Un petit bijou de communication, (voir la vidéo qui suit). Il y a d’abord Leila, infirmière aux urgences à l’hôpital Saint-Louis (Paris). Minorité visible oblige, Leila est une jeune et jolie « beurette ». L’effet Obama, on vous dit... Elle nous explique, débordante d’empathie pour le malade alité dont elle tient la main, que l’encombrement causé par tout ces gens qui prennent les urgences pour un « supermarché de la santé » et l’empêchent de passer du temps avec ceux qui, eux, en ont vraiment besoin. Diagnostic: « Il faudrait commencer par éduquer les patients ». Bah voilà, c’est pourtant simple. Les urgences fonctionneraient mieux si les gens n’y allaient pas. Le bon docteur Pelloux peut remonter dans son Samu, nous, on a tout compris. Et ça n’a même pas pris 40 secondes.

Fondu enchaîné. A l’image: Louis, « maire d’une commune rurale ». Verneuil sur Avre, en l’occurrence, une charmante bourgade de l’Eure. Paré de sa belle écharpe tricolore, (portée du mauvais coté note du hérisson) l’édile nous explique que si, en 1998, il s’est battu comme un beau diable pour garder la maternité qu’on voulait lui fermer, il constate dix ans après que le centre périnatal de proximité qui l’a remplacé est un « grand succès ». La preuve, Solange, « jeune maman de 33 ans », explique dans la foulée qu’elle est « très contente » : l’idée « d’aller accoucher à 30 minutes de voiture » de chez elle l’a bien « inquiétée ». Mais finalement, concède-t-elle dans un large sourire, elle a été satisfaite. Si vous aviez un doute sur l’honnêteté de l’élu, vous voilà rassuré.

Les crimes du Docteur Petiet

Disgrâce, acte I. Sauf que voilà. Ledit édile n’est pas un inconnu, et n’est pas si blanc. Louis Petiet, maire de Verneuil sur Avre, par ailleurs Conseiller Général de l'Eure et ami de Jean-Pierre Raffarin, est un renégat. Battu aux législatives de 2007 par « l’énarque parachuté » de l’UMP, Bruno Le Maire. Ce dernier a été bombardé dans son fief par l'ex-député de la circonscription, Jean-Louis Debré, devenu entre-temps président du Conseil Constitutionnel. Suspendu de l’UMP (dont il présidait la fédération départementale), menacé d’exclusion, Louis Petiet ne s’est pas démonté. En vain, Le Maire devient député à la place de Petiet à la régulière, dans les urnes, en juin 2007.

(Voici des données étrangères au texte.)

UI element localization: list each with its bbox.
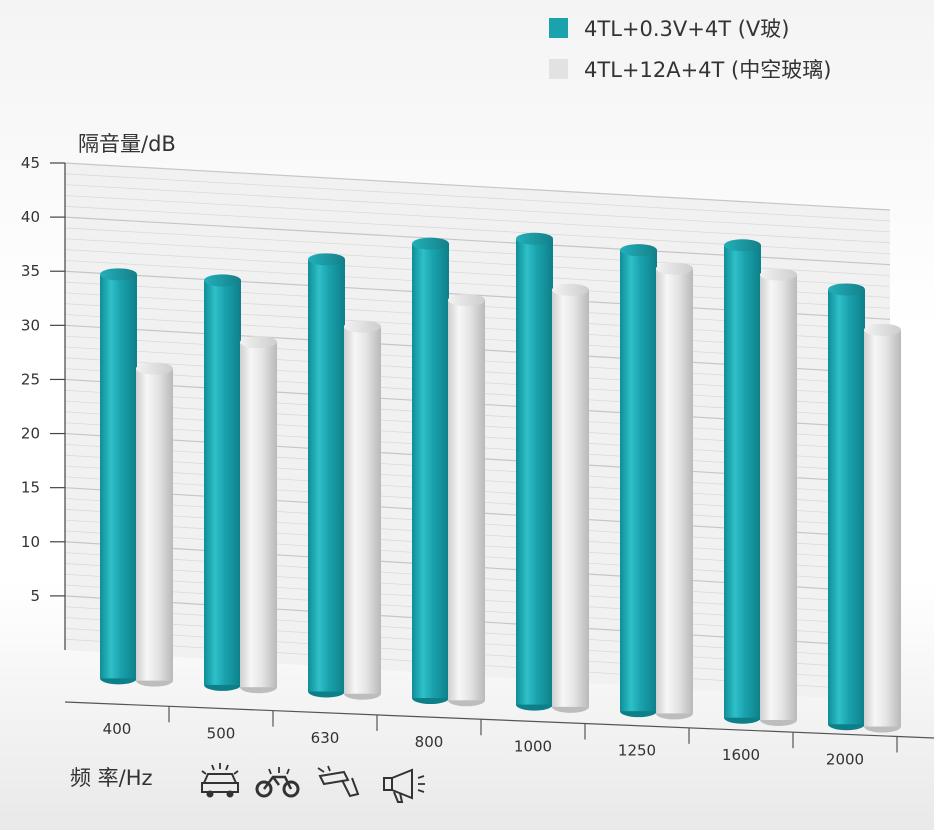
x-tick-label: 800 (415, 733, 444, 751)
x-tick-label: 2000 (826, 750, 864, 768)
bar-series-2-1250 (656, 262, 693, 720)
bar-series-2-800 (448, 294, 485, 707)
bar-series-1-1000 (516, 232, 553, 711)
x-tick-label: 630 (311, 729, 340, 747)
x-tick-label: 1000 (514, 737, 552, 755)
bar-series-1-630 (308, 253, 345, 698)
bar-series-1-400 (100, 268, 137, 685)
bar-series-1-800 (412, 237, 449, 705)
bar-series-2-1600 (760, 268, 797, 726)
x-axis-line (64, 701, 934, 739)
bar-series-2-1000 (552, 283, 589, 713)
gridline (64, 173, 891, 222)
x-tick-label: 400 (103, 720, 132, 738)
bar-series-1-1600 (724, 239, 761, 724)
y-tick-label: 40 (21, 208, 40, 226)
y-tick-label: 20 (21, 425, 40, 443)
legend-swatch-series-1 (549, 18, 568, 38)
bar-series-1-2000 (828, 283, 865, 731)
bar-series-2-630 (344, 320, 381, 700)
x-axis-title: 频 率/Hz (70, 766, 153, 790)
megaphone-icon (383, 768, 425, 803)
legend-label-series-1: 4TL+0.3V+4T (V玻) (584, 17, 789, 41)
y-tick-label: 25 (21, 370, 40, 388)
car-icon (201, 763, 239, 798)
x-tick-label: 500 (207, 724, 236, 742)
bar-series-2-400 (136, 362, 173, 687)
y-tick-label: 15 (21, 479, 40, 497)
y-tick-label: 30 (21, 316, 40, 334)
y-tick-label: 45 (21, 154, 40, 172)
y-axis-title: 隔音量/dB (78, 132, 176, 156)
gridline (64, 195, 891, 244)
gridline (64, 162, 891, 211)
bar-series-2-2000 (864, 323, 901, 733)
y-tick-label: 10 (21, 533, 40, 551)
bar-series-2-500 (240, 336, 277, 694)
drill-icon (317, 765, 360, 798)
bar-series-1-1250 (620, 244, 657, 718)
x-tick-label: 1600 (722, 746, 760, 764)
gridline (64, 184, 891, 233)
legend-swatch-series-2 (549, 59, 568, 79)
motorcycle-icon (255, 767, 300, 798)
bar-layer (100, 232, 901, 733)
label-layer: 5 10 15 20 25 30 35 40 45 400 500 630 800 1000 1250 160… (21, 154, 864, 768)
y-tick-label: 35 (21, 262, 40, 280)
x-tick-label: 1250 (618, 742, 656, 760)
axis-layer (50, 162, 934, 753)
bar-series-1-500 (204, 274, 241, 691)
legend-label-series-2: 4TL+12A+4T (中空玻璃) (584, 58, 831, 82)
legend: 4TL+0.3V+4T (V玻) 4TL+12A+4T (中空玻璃) (549, 17, 831, 82)
y-tick-label: 5 (30, 587, 40, 605)
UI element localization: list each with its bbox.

Disgrâce, acte II. Une mauvaise nouvelle ne venant jamais seule, le 29 novembre 2007, la Commission nationale des comptes de campagne et des financements politiques saisit le Conseil constitutionnel à propos de la situation de Monsieur Petiet. Laquelle commission rejette ses comptes de campagne. Explication officielle: 44 502 euros de ses dépenses de campagne (soit 93,5%), ont été réglés directement par Louis Petiet, avant la nomination règlementaire d’un mandataire financier. Verdict: « M. Louis Petiet est déclaré inéligible en application des dispositions de l'article LO 128 du code électoral pour une durée d'un an à compter du 17 avril 2008 ». Hors jeu.

Repentance. Cantonné dans sa mairie, le bon Petiet n’a plus qu’à faire repentance. Inéligible mais élu, c’est donc tout sourire qu’il défend, lui aussi, le bon texte de Dame Bachelot. A l’UMP, défendre les idées de la majorité, ça peut aussi être une punition.